Written by Admin | Dec 11, 2017 1:03:27 PM
Recently Dr. Steve Arlington, President of The Pistoia Alliance, had a great piece on reasons for why large pharmaceutical companies should support the growth of startups. Unsurprisingly we agree with Steve and want to highlight one of the classic challenges we have in common.

The classic startup catch 22: Customers don’t want to pay full price for new technology, fearing the startup might not be here tomorrow. Well, if no customers want to pay, the startup certainly won’t be around for long.

Honestly, it’s absolutely correct that a lot of startups won’t make it past the first 1-2 conceptual years, for whatever reasons. However, if you’re dealing with a startup that has existed for more than a couple of years and have several prominent customers – market validation – in reality the likelihood of them going out of business is not vastly bigger than older mid-sized companies with a much bigger cost base.

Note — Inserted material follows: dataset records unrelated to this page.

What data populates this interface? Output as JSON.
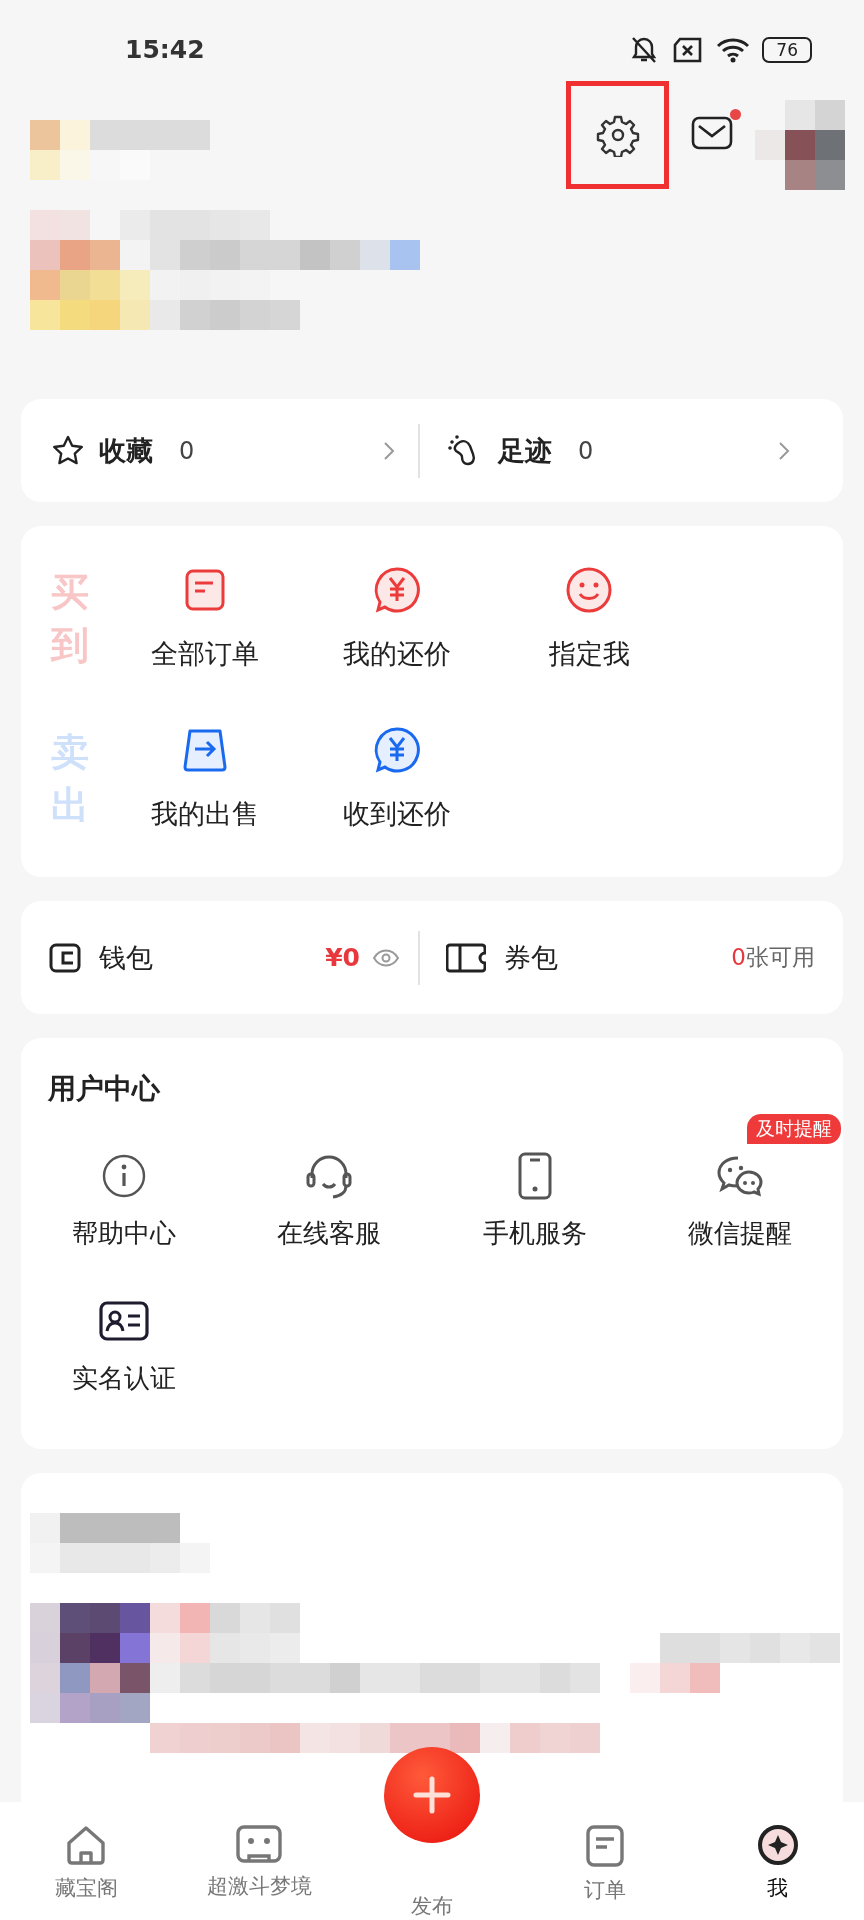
{
  "status_bar": {
    "time": "15:42",
    "battery": "76"
  },
  "header": {
    "settings_highlighted": true,
    "mail_unread": true
  },
  "quick_links": [
    {
      "label": "收藏",
      "count": "0"
    },
    {
      "label": "足迹",
      "count": "0"
    }
  ],
  "trade_groups": [
    {
      "kind": "buy",
      "title": "买到",
      "items": [
        {
          "label": "全部订单"
        },
        {
          "label": "我的还价"
        },
        {
          "label": "指定我"
        }
      ]
    },
    {
      "kind": "sell",
      "title": "卖出",
      "items": [
        {
          "label": "我的出售"
        },
        {
          "label": "收到还价"
        }
      ]
    }
  ],
  "wallet": {
    "label": "钱包",
    "amount": "¥0"
  },
  "coupons": {
    "label": "券包",
    "count": "0",
    "suffix": "张可用"
  },
  "user_center": {
    "title": "用户中心",
    "items": [
      {
        "label": "帮助中心"
      },
      {
        "label": "在线客服"
      },
      {
        "label": "手机服务"
      },
      {
        "label": "微信提醒",
        "badge": "及时提醒"
      },
      {
        "label": "实名认证"
      }
    ]
  },
  "bottom_nav": [
    {
      "kind": "tab",
      "label": "藏宝阁",
      "selected": false
    },
    {
      "kind": "tab",
      "label": "超激斗梦境",
      "selected": false
    },
    {
      "kind": "publish",
      "label": "发布"
    },
    {
      "kind": "tab",
      "label": "订单",
      "selected": false
    },
    {
      "kind": "tab",
      "label": "我",
      "selected": true
    }
  ]
}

The irony is, that quite often the scientific staff have bought in on the new technology and are waiting to get their hands on it, while it’s typically purchasing and legal departments that in effect prolong the finalization of a deal, while trying to get various guarantees and squeeze the size of the deal.

If big biotechs and pharmas rather focused on making multi-year contracts with startups, understanding that their funding would effectively secure the continued development to the benefit of themselves and longevity of the company, who would lose?